Field portable X-ray fluorescence spectroscopy (XRFS) has become increasingly prevalent for in situ detection of trace metals, as it is both rapid and cost effective. The accuracy of in situ XRFS analyses has been questioned due to possible interferences from elevated soil moisture and organic content. In this study, three metal analysis protocols (Cd, Pb, Zn) were compared for surface soil samples collected near the Tar Creek Superfund Site in northeastern Oklahoma. The protocols included the use of a field portable XRF spectrometer for in situ analyses and on homogenized, pulverized, air-dried soil samples sieved to < 250-mu m fraction in the laboratory. A subset of soil samples was also analyzed after microwave-assisted hot HNO3 digestion followed by inductively coupled plasma-optical emission spectrometry (ICP-OES) analyses.
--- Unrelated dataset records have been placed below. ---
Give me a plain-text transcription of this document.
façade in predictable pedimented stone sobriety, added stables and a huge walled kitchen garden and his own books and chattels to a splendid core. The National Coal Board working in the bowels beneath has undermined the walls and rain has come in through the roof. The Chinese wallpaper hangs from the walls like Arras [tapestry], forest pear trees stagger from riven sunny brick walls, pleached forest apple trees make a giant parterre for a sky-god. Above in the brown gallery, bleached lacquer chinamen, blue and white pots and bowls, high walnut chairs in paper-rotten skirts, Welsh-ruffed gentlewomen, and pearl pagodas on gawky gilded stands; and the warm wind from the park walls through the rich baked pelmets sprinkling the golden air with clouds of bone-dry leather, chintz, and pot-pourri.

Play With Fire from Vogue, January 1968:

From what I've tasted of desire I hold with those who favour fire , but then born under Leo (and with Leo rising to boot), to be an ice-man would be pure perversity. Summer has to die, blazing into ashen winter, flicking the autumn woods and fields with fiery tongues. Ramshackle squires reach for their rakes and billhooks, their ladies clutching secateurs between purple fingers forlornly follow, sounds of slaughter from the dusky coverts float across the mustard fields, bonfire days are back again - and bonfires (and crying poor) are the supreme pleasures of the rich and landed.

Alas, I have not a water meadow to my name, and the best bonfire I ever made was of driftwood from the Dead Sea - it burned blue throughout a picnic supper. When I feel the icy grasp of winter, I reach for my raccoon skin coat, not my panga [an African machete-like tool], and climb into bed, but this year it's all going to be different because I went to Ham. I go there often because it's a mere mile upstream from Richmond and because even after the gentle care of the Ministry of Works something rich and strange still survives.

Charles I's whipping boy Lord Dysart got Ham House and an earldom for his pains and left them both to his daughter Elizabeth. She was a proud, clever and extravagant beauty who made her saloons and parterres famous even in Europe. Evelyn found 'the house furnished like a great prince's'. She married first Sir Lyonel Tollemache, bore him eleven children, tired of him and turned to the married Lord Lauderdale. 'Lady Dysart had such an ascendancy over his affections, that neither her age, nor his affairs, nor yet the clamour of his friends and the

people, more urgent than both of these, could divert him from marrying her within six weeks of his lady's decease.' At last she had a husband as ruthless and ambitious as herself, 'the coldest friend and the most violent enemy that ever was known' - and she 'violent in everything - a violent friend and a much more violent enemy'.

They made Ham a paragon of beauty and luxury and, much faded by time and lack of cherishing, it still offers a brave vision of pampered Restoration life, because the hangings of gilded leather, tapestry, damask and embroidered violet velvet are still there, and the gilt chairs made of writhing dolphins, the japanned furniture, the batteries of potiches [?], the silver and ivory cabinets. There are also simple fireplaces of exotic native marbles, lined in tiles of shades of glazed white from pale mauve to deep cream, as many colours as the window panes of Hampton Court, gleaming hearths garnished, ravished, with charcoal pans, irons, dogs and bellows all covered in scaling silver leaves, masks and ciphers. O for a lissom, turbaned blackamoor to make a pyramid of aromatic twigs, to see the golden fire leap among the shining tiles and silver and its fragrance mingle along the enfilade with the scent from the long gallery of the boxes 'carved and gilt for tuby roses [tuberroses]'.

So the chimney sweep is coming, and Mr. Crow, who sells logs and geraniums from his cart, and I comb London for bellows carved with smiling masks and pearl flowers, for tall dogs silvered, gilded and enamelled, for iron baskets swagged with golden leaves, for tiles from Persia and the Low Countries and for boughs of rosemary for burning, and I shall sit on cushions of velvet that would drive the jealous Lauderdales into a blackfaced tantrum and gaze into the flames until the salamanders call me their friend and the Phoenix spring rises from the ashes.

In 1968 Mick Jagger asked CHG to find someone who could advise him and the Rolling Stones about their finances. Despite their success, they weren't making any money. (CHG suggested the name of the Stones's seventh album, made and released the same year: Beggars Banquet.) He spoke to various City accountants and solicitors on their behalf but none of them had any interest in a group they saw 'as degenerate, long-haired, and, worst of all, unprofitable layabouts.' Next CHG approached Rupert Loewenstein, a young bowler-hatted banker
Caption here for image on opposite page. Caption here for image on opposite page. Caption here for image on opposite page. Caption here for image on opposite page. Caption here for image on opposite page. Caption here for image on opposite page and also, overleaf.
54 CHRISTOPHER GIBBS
Moisture content and loss-on-ignition (as a surrogate for organic matter) were determined for each sample. Soil moisture exceeding 10% in situ caused underreporting of field XRF readings when compared to the laboratory XRF readings. Relationships between concentrations determined by laboratory XRFS and ICP-OES for Pb (r(2) = 0.96) and Zn (r(2) = 0.91) were not statistically different (p < 0.025 for both analytes). A strong relationship between ICP-OES analyses of Zn and Cd (r(2) = 0.93) allowed prediction of Cd concentrations for additional samples not analyzed by ICP-OES. This study recommends that XRFS field readings be used for initial screening only and that samples analyzed via field portable XRFS be homogenized, air dried, sieved and re-analyzed in the laboratory to yield the most accurate results.